Whether Ben’s fighting the last war or not remains to be seen but if that is the case then low leverage, high debt coverage, low BER properties that cash flow nicely right now out the door are the way to go.

Another thing I’ve been hearing from multiple sources is that many professional stock market traders have their fingers over the sell button waiting for the slightest sign that markets are running out of gas. While Lynyrd Skynyrd was asking for three steps towards the door, traders are said to have one foot already out the door. And not without reason as the Shiller CAPE ratio is now at 26.4 which is about 62% above its long term average of sixteen and change.

A PE ratio of 26.4 means you would have to pay almost twenty six and a half years of earnings to buy the stock and to put that in real estate terms is equal to a cap rate in the high 3% range. Wanna buy an apartment building in Vancouver BC right now? Want to pay that much for a stock whose profits are at record highs and are horribly mean reverting?

And it’s not just me, Andrew Garthwaite at Credit Suisse said (Back in November when the CAPE was at only 24): “We note that markets are typically most vulnerable when the Shiller P/E is above 26x“. Throw in very low levels of bearish sentiment and super high levels of margin debt and Wall St. could turn bloody in a heartbeat. Black Monday and Tuesday have already been taken but that leaves three more trading days to earn the monicker.

The good news is that the smart money is probably looking to go elsewhere right now so polish up your offering docs and get pitching, crowdfunding, or whatever you call doing a crowdfunded raise. Which leads me to my last item, I was talking to a potential client located in Salt Lake City about which apartment markets to focus on. They’d been approached by someone pitching bus tours of apartment properties in the Dallas area (how to know when a market is getting frothy) so I asked why not look closer to home? Then showed this chart from real estate economist Elliott Pollack (http://www.edpco.com/content/default.aspx):

Job growth locations for apartment building investors

Granted Texas has the third best job growth rate in 2013, but Utah is #2. Why fly to Dallas to find a property when there’s probably a market you can drive to that will offer good returns. Or as Dr. Peter Linneman quoted from one of his more humorous partners: “I’ve invested in real estate in fifteen different countries around the world during my career and I’ve found I don’t have to go that far away to lose my money”.  The other reminder is that apartments are a game of singles and doubles like Tom Barrack says, so be in it for the long term wealth. If you’re looking for a home run go leveraged long Greek government bonds hoping for a 250bp bounce; oh wait, that’s what Corzine tried to do at MF Global.

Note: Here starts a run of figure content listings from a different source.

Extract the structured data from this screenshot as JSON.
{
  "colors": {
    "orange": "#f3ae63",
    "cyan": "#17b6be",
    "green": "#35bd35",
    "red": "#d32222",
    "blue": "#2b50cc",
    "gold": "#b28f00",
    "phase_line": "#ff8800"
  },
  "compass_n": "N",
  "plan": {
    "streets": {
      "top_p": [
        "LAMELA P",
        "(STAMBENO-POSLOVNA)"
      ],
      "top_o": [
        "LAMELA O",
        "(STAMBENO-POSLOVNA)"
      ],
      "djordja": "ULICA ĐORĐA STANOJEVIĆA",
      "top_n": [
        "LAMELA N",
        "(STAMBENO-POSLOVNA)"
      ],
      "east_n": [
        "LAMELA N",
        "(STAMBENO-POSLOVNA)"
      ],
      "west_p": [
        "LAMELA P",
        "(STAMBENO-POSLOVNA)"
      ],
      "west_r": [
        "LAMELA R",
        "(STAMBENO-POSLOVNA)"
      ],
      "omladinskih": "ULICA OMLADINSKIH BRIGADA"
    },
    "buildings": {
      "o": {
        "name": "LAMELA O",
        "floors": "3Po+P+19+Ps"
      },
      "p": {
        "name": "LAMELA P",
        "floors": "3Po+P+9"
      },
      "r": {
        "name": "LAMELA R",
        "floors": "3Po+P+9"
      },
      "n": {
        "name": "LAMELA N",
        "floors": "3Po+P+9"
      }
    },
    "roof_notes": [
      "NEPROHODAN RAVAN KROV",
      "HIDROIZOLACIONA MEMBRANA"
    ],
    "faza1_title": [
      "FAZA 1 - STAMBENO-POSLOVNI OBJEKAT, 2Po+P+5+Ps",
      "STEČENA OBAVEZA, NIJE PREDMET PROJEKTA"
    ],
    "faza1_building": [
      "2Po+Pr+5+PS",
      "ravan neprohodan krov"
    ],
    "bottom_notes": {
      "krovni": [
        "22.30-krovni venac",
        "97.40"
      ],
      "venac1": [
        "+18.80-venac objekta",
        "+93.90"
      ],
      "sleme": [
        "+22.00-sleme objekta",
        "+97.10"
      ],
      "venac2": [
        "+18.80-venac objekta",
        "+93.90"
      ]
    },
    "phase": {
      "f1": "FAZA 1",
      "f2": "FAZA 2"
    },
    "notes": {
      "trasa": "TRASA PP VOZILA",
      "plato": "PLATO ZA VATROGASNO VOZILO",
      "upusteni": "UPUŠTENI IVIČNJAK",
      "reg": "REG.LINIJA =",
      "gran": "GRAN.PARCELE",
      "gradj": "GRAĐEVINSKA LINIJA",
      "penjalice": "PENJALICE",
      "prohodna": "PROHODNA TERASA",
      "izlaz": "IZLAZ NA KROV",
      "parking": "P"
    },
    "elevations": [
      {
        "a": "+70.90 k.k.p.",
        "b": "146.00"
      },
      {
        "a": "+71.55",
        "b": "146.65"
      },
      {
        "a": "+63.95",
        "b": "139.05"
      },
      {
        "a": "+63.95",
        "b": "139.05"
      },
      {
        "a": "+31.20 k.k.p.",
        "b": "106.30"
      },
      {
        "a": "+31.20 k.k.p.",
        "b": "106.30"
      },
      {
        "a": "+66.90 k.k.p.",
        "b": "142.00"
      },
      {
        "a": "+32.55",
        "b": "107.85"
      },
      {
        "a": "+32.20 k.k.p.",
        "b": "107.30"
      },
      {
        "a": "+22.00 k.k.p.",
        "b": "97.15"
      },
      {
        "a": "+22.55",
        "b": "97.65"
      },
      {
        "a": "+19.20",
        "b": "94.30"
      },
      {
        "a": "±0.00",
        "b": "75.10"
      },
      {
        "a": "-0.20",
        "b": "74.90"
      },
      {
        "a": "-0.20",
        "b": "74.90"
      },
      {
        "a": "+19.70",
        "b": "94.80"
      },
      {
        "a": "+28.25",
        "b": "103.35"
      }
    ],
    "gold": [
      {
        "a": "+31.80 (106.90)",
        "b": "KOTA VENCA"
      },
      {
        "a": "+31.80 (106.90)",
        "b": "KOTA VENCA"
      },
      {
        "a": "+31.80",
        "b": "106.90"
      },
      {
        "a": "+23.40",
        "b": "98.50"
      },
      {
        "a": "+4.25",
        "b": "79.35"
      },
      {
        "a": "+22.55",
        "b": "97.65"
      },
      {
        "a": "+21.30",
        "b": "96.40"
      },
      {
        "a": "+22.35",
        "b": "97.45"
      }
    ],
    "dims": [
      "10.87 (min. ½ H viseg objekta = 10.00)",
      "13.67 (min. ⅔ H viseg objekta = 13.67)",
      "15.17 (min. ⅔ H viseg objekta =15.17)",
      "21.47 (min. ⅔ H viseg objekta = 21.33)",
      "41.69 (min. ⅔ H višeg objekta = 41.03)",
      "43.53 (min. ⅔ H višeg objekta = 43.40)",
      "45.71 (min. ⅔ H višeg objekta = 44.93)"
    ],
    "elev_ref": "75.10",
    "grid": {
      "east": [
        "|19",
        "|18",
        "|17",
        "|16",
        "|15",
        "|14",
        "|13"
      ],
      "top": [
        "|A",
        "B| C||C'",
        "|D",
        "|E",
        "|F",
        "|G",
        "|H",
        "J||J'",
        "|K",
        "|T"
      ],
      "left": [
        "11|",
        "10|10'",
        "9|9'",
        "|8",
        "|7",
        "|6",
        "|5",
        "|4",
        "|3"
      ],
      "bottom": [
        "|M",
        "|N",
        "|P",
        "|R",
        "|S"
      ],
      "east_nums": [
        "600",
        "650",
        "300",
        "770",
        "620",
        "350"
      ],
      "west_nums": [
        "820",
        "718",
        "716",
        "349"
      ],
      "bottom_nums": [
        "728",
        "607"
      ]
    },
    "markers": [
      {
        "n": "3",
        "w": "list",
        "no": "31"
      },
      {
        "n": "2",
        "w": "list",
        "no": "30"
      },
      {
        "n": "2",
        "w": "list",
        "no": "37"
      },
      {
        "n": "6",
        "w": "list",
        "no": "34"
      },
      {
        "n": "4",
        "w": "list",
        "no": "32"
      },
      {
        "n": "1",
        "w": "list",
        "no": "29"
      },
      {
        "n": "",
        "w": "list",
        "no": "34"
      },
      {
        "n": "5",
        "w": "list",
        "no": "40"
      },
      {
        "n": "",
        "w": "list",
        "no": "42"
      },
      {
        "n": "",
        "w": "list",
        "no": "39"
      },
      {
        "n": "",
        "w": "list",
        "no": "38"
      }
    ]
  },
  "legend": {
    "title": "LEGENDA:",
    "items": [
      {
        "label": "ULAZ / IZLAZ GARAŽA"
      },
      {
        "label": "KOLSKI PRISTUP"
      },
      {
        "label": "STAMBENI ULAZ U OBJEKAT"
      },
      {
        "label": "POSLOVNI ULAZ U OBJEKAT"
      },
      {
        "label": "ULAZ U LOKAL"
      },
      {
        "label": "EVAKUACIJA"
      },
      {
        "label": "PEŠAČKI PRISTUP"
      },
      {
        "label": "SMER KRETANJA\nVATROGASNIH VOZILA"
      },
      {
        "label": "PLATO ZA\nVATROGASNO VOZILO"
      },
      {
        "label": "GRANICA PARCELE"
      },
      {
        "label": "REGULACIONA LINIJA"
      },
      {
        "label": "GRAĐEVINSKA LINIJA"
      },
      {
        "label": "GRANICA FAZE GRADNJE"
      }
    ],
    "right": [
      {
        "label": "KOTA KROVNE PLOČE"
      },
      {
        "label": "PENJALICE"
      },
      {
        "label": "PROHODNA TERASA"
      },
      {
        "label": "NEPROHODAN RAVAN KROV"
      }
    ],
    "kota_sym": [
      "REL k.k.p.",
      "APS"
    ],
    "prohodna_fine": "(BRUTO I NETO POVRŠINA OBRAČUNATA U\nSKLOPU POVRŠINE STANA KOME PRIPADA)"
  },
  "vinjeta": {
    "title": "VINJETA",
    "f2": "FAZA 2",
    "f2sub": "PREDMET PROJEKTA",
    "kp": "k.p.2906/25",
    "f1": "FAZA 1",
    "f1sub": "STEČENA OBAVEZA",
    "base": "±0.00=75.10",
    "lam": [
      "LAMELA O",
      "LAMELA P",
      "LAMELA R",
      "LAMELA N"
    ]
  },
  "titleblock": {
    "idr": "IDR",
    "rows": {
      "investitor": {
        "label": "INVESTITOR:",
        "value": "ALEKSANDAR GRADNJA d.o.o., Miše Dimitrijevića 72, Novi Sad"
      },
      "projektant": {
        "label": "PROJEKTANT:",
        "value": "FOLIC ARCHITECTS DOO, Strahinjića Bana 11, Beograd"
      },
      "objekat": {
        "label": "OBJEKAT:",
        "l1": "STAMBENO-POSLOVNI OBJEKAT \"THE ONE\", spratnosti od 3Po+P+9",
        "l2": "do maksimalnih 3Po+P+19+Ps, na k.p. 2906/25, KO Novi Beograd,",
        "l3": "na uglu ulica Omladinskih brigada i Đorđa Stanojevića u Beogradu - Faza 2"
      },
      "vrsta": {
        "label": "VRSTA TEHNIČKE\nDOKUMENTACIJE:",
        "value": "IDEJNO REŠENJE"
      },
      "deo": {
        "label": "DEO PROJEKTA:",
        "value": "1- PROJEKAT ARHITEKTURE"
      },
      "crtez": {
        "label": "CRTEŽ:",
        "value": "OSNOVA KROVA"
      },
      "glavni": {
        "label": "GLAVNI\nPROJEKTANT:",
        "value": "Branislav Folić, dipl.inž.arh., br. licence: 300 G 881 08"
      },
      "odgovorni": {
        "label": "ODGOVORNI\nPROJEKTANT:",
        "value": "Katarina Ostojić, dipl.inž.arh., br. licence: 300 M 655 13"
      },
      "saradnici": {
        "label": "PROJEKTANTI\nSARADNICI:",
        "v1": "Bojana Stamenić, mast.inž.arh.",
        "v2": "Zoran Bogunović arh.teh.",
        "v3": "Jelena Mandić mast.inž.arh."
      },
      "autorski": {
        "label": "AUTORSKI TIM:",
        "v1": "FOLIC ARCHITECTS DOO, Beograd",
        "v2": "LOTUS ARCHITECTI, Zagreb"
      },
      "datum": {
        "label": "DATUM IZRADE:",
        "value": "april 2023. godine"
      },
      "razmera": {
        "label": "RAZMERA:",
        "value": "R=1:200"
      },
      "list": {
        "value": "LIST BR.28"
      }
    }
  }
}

Happy New Year and good apartment building investing everyone!

2 thoughts on “Apartment Building Investment in 2014, opportunities among interesting times”

  1. I think market rate apartment buildings with interest rates as low as they are are a strong investment. People looking to buy and hold a single family home will never reach the same return that they would by buying even just a duplex. As interest rates go up, investors may flock to multiple unit investments, as it would force smaller returns on SFR and leaving multiple unit complexes as a positive cash flow investment.

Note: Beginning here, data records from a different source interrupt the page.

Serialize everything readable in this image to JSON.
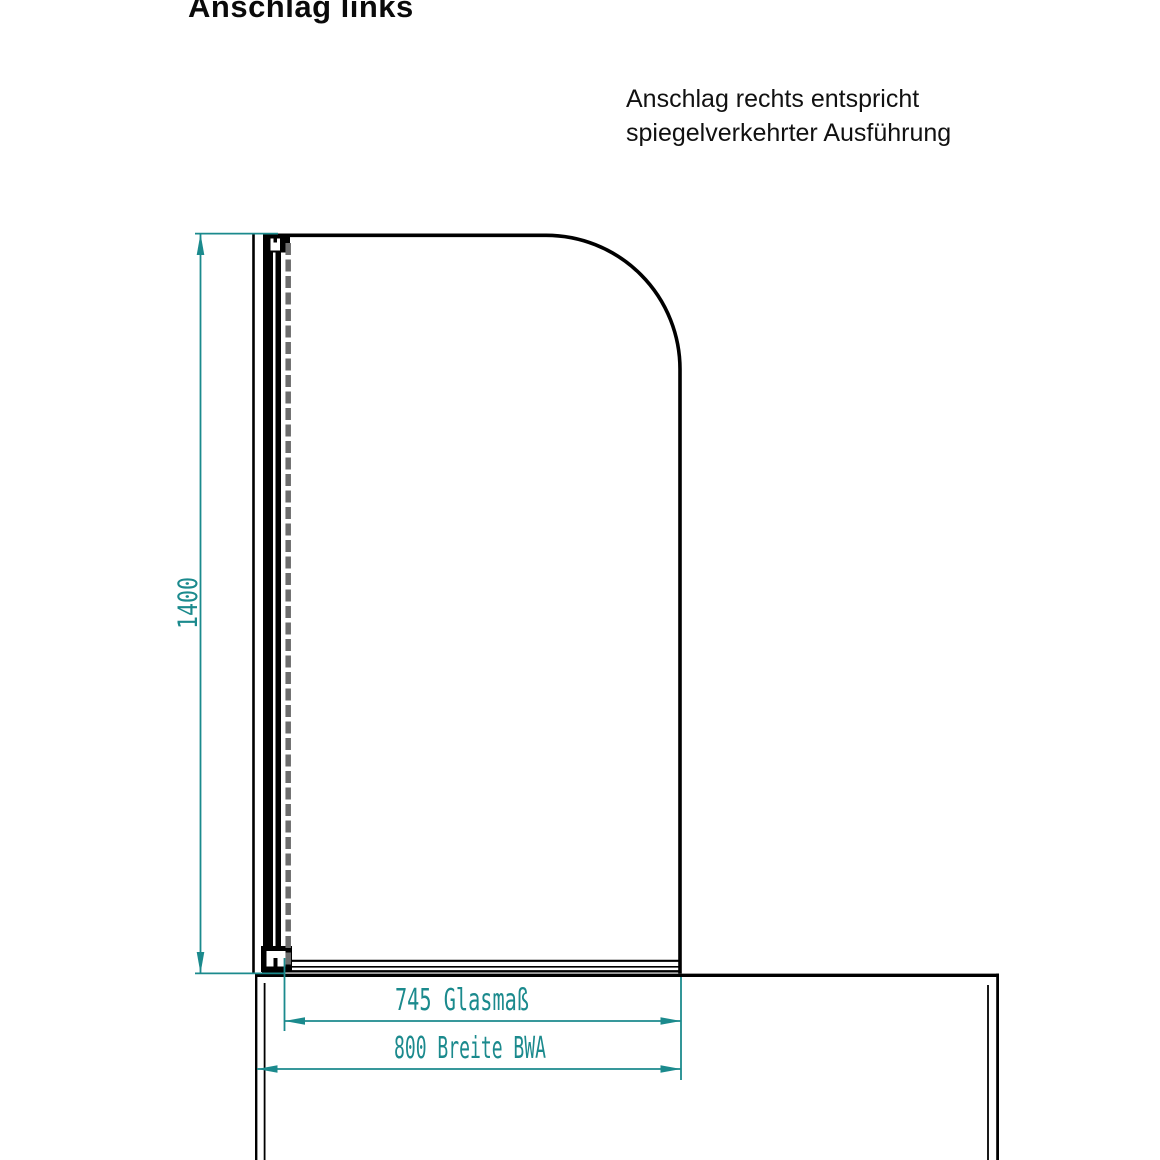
{
  "title": "Anschlag links",
  "note": {
    "line1": "Anschlag rechts entspricht",
    "line2": "spiegelverkehrter Ausführung"
  },
  "dimensions": {
    "height_label": "1400",
    "glass_width_label": "745 Glasmaß",
    "overall_width_label": "800 Breite BWA"
  },
  "colors": {
    "dimension": "#1b8a8d",
    "outline": "#000000",
    "hidden": "#6d6d6d"
  }
}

    1. Joshua, agree with you on apartment buildings (5+ units) being a good long term opportunity. Also agree with you that rental houses will suffer lower returns when interest rates eventually rise but would add that includes everything up to four units since they trade like sfrs. In fact Joe Weston who runs a property management company, owns 3,000 apartment units and 2.5M sf of commercial in Portland, OR (and still owns the first duplex he bought back in the 1950’s) says that anything less than eleven units is a plex and will operate and produce like a plex. What do you think about that?